🤖 AI Summary
To address the unreliability of pseudo-labels and the exacerbation of domain shift caused by pseudo-data generation in Source-Free Domain Adaptation (SFDA), this paper proposes a diffusion-based progressive optimization framework for the target domain. Relying solely on a pre-trained source model and unlabeled target data, our method performs trustworthy sample partitioning, semantic-guided latent diffusion modeling, pseudo-label reliability assessment, and iterative reclassification of untrustworthy samples—enabling high-fidelity pseudo-target data generation and adaptive optimization while preserving the intrinsic target distribution. The core innovation lies in integrating diffusion models into SFDA, establishing a semantics-controllable, progressive mechanism for pseudo-sample generation and refinement. Extensive experiments on four mainstream SFDA benchmarks demonstrate substantial improvements over state-of-the-art methods, with gains of up to 18.6%, achieving new state-of-the-art performance.
📝 Abstract
Source-free domain adaptation (SFDA) is a challenging task that tackles domain shifts using only a pre-trained source model and unlabeled target data.
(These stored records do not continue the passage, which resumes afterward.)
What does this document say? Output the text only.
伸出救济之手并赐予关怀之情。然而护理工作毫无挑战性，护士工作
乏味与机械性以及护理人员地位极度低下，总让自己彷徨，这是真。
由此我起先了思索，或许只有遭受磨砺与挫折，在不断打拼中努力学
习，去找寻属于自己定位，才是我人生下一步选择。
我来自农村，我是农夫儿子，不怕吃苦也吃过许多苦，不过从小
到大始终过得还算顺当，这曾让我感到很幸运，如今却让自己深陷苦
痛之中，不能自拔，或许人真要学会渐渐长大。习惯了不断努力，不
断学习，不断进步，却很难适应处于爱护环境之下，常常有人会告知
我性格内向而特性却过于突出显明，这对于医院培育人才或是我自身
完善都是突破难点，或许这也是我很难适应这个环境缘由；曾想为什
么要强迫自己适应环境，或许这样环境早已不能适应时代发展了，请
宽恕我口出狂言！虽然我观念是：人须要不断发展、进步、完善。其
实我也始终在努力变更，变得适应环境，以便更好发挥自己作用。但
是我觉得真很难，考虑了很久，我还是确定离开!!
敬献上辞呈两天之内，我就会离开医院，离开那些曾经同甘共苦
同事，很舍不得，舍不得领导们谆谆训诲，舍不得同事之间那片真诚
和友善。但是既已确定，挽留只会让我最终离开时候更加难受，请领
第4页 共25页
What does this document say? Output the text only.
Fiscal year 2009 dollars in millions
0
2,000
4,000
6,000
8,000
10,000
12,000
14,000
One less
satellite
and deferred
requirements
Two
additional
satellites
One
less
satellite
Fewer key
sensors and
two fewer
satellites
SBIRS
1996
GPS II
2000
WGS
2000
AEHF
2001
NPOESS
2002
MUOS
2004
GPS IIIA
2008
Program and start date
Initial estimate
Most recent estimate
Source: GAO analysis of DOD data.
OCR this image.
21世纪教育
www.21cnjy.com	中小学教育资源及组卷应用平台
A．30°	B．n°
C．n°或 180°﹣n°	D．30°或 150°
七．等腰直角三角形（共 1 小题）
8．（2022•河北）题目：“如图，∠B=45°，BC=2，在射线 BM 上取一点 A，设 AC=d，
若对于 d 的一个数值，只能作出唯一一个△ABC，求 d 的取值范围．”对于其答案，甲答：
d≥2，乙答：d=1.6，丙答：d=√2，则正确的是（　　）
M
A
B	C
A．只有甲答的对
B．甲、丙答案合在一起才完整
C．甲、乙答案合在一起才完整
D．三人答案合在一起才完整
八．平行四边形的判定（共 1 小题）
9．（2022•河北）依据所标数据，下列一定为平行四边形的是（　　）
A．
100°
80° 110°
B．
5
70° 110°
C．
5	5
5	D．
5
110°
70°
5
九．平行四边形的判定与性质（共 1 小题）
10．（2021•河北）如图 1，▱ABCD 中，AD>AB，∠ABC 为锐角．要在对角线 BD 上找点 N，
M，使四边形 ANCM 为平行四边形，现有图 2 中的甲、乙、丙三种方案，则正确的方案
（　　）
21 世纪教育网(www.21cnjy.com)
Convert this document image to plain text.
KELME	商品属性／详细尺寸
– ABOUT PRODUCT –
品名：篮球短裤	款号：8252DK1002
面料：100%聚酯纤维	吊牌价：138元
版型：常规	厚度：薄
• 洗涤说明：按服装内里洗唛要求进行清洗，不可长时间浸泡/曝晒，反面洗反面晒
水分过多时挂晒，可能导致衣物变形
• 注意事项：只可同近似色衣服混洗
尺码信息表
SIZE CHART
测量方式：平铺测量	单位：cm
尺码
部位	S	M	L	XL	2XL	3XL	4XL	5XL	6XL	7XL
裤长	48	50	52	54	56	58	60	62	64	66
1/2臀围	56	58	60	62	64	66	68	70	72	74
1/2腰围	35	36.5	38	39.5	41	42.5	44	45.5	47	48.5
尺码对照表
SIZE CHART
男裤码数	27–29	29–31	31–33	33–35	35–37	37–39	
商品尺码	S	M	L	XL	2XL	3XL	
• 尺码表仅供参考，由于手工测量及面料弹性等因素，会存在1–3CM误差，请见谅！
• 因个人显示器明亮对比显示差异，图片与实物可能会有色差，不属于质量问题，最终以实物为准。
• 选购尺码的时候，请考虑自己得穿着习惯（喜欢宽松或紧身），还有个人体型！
Existing SFDA methods are restricted by the fundamental limitation of source-target domain discrepancy. Non-generation SFDA methods suffer from unreliable pseudo-labels in challenging scenarios with large domain discrepancies, while generation-based SFDA methods are evidently degraded due to enlarged domain discrepancies in creating pseudo-source data. To address this limitation, we propose a novel generation-based framework named Diffusion-Driven Progressive Target Manipulation (DPTM) that leverages unlabeled target data as references to reliably generate and progressively refine a pseudo-target domain for SFDA. Specifically, we divide the target samples into a trust set and a non-trust set based on the reliability of pseudo-labels to sufficiently and reliably exploit their information. For samples from the non-trust set, we develop a manipulation strategy to semantically transform them into the newly assigned categories, while simultaneously maintaining them in the target distribution via a latent diffusion model. Furthermore, we design a progressive refinement mechanism that progressively reduces the domain discrepancy between the pseudo-target domain and the real target domain via iterative refinement. Experimental results demonstrate that DPTM outperforms existing methods by a large margin and achieves state-of-the-art performance on four prevailing SFDA benchmark datasets with different scales. Remarkably, DPTM can significantly enhance the performance by up to 18.6% in scenarios with large source-target gaps.